5. Additional author observations*

Despite all trials being conducted in low- and middle-income countries with endemic vitamin A deficiency and high rates of infant mortality, few trials reported data restricted to high-risk groups, such as those with a high prevalence of maternal night blindness or low birth weight infants. For trials involving maternal postpartum supplementation with vitamin A, the quality of the evidence for the primary outcome of infant mortality in the first year of life was high, although for neonatal mortality the evidence was regarded as moderate due to evidence of publication bias. For other outcomes, evidence was regarded as being of very low quality or of uninterpretable quality. Due to unexplained heterogeneity (I²=49%), the effect of infant vitamin A supplementation on infant mortality was regarded as moderate, while for neonatal mortality the evidence was regarded as being of very low quality. Evidence for other outcomes, including the risk of a bulging fontanelle, was regarded as low to moderate, due to study design limitations, imprecision, heterogeneity and publication bias.

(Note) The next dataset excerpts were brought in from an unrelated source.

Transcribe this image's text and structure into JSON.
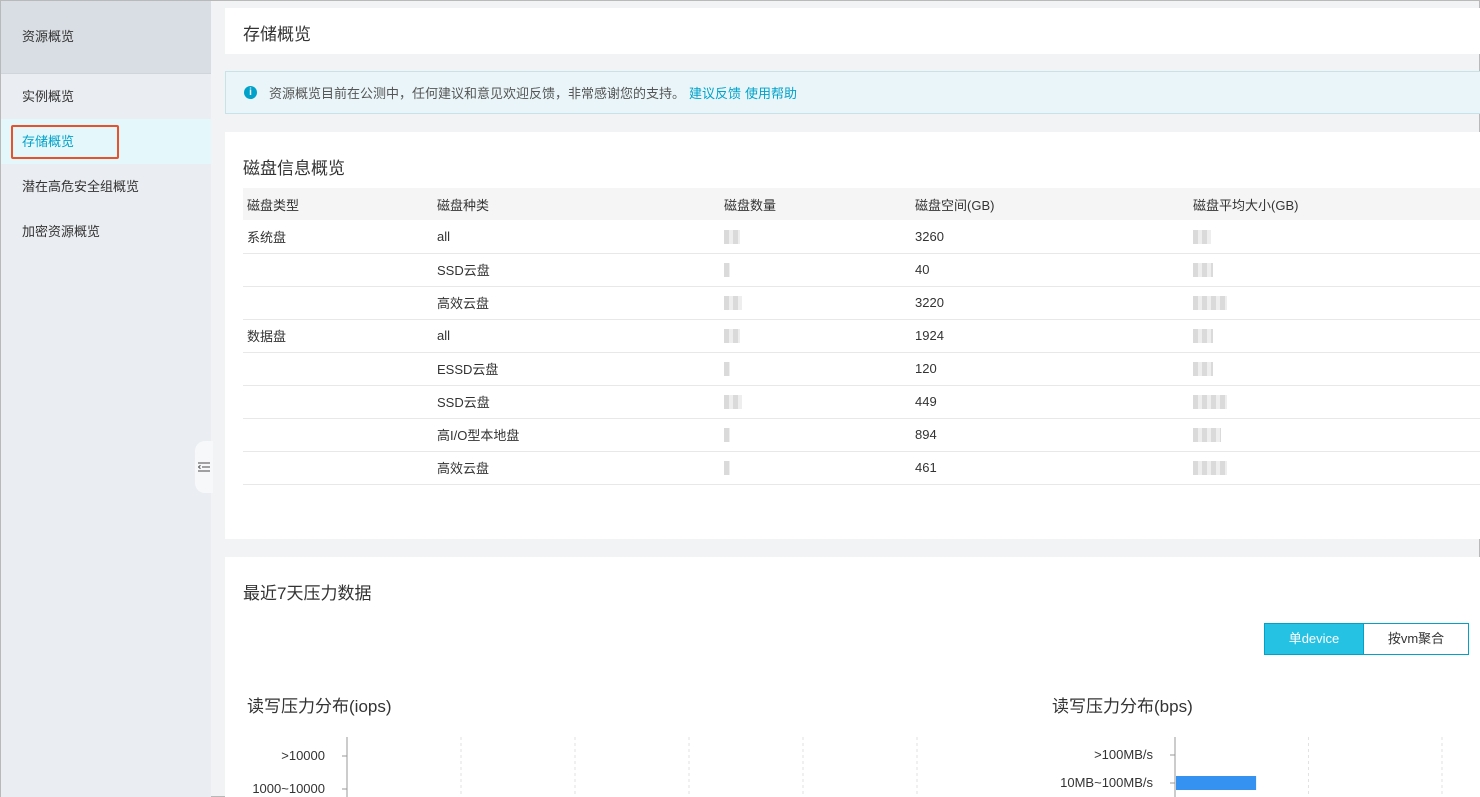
{
  "sidebar": {
    "title": "资源概览",
    "items": [
      {
        "label": "实例概览"
      },
      {
        "label": "存储概览"
      },
      {
        "label": "潜在高危安全组概览"
      },
      {
        "label": "加密资源概览"
      }
    ]
  },
  "page": {
    "title": "存储概览",
    "notice": {
      "text": "资源概览目前在公测中，任何建议和意见欢迎反馈，非常感谢您的支持。",
      "link1": "建议反馈",
      "link2": "使用帮助"
    }
  },
  "disk_overview": {
    "title": "磁盘信息概览",
    "headers": [
      "磁盘类型",
      "磁盘种类",
      "磁盘数量",
      "磁盘空间(GB)",
      "磁盘平均大小(GB)"
    ],
    "rows": [
      {
        "type": "系统盘",
        "kind": "all",
        "space": "3260"
      },
      {
        "type": "",
        "kind": "SSD云盘",
        "space": "40"
      },
      {
        "type": "",
        "kind": "高效云盘",
        "space": "3220"
      },
      {
        "type": "数据盘",
        "kind": "all",
        "space": "1924"
      },
      {
        "type": "",
        "kind": "ESSD云盘",
        "space": "120"
      },
      {
        "type": "",
        "kind": "SSD云盘",
        "space": "449"
      },
      {
        "type": "",
        "kind": "高I/O型本地盘",
        "space": "894"
      },
      {
        "type": "",
        "kind": "高效云盘",
        "space": "461"
      }
    ]
  },
  "pressure": {
    "title": "最近7天压力数据",
    "toggle": [
      "单device",
      "按vm聚合"
    ],
    "active_toggle": "单device"
  },
  "chart_data": [
    {
      "type": "bar",
      "title": "读写压力分布(iops)",
      "orientation": "horizontal",
      "categories": [
        ">10000",
        "1000~10000"
      ],
      "values": [
        0,
        0
      ]
    },
    {
      "type": "bar",
      "title": "读写压力分布(bps)",
      "orientation": "horizontal",
      "categories": [
        ">100MB/s",
        "10MB~100MB/s"
      ],
      "values": [
        0,
        0.3
      ],
      "color": "#3592f0"
    }
  ],
  "colors": {
    "accent": "#00a2ca",
    "highlight_border": "#e8512c"
  }
}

While benefits may exist for maternal and infant vitamin A status, for the purposes of reducing infant mortality and morbidity, current evidence does not support either maternal vitamin A supplementation in the first six weeks postpartum or infant vitamin A supplementation in the first six months of life. In addition, there is some low quality evidence for an increased risk of a bulging fontanelle with infant vitamin A supplementation in the first six months of life.

Further research on the effect of maternal postpartum vitamin A supplementation on infant mortality is warranted in high-risk groups, and further research is also warranted on its effect on infant morbidity and adverse reactions. At the time of this review, four ongoing trials were expected to address information gaps in the findings related to infant vitamin A supplementation.